The treatment of children who were detained in Barwon’s adult facilities included the authorised use by guards of control measures such as tear gas, capsicum spray and expandable batons. Mr de Kretser said that subjecting children to such actions damaged their prospects of rehabilitation.

The HRLC also alleged that child offenders were kept in “ongoing solitary confinement”, handcuffed for extensive periods of time and denied a proper education.

“At a time when governments around the country are improving youth justice systems after seeing the horrors of Don Dale, the Andrews government is headed in the opposite direction. Using Barwon prison to lock up children is bad for the children and bad for community safety,” Mr de Kretser said.

“At Barwon prison we’re seeing […] the use of capsicum spray by adult prison staff and the hospitalisation of a 16-year-old boy after the government ignored our warnings to transfer him. We know at least two boys have self-harmed,” he said.

The court’s latest decision prohibits the government from using Barwon as a “youth justice facility”.

Last week’s decision follows an earlier decision made by the Supreme Court last year, which found the Victorian government did not properly consider the human rights of children in detention or other important issues concerning the wellbeing of youth offenders.

The Victorian government responded to the earlier court ruling by choosing to proceed with the detention of youths at Barwon and reclassifying a unit at the prison as a “youth justice facility”. According to the HRLC, the government’s decision to continue with the same youth dentition arrangements was announced on 29 December 2016.

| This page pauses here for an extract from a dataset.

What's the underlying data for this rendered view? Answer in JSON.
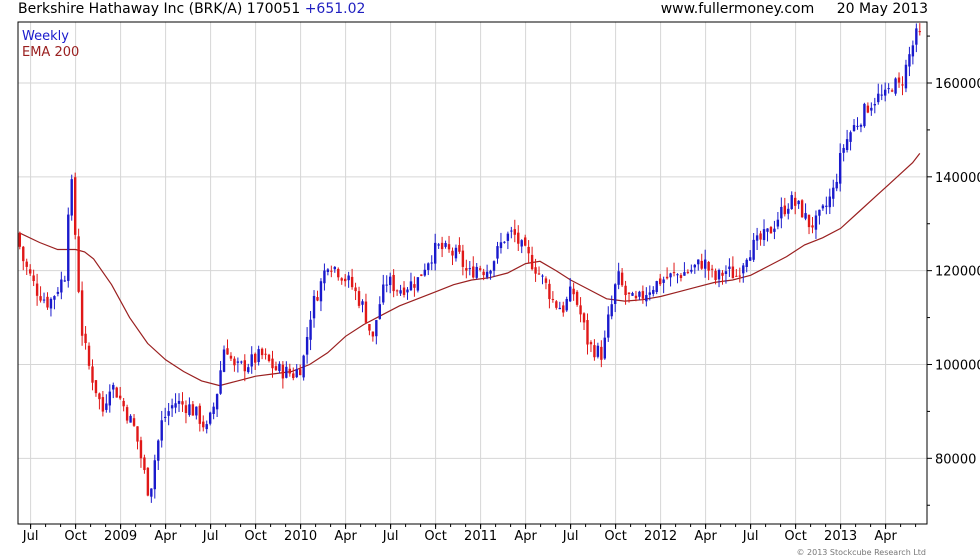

The Supreme Court ruled last week that the reclassification of Barwon’s Grevillea Unit as a “youth justice facility” was unlawful.

HRLC lawyer Alina Leikin described the decision as an important win for children’s rights and Human Rights Charter of Victoria.

“The government must now do the right thing and immediately get all kids out of Barwon and into lawful, humane, age-appropriate youth facilities. The focus must be on showing these kids that better options exist and giving them pathways to become productive members of our community,” said Ms Leikin.

“It was always a terrible mistake to send them there, it’s now been confirmed yet again that it was unlawful,” she said.

Barristers Brian Walters QC, Matthew Albert, Sarala Fitzgerald and Adam McBeth led the legal team representing the HRLC.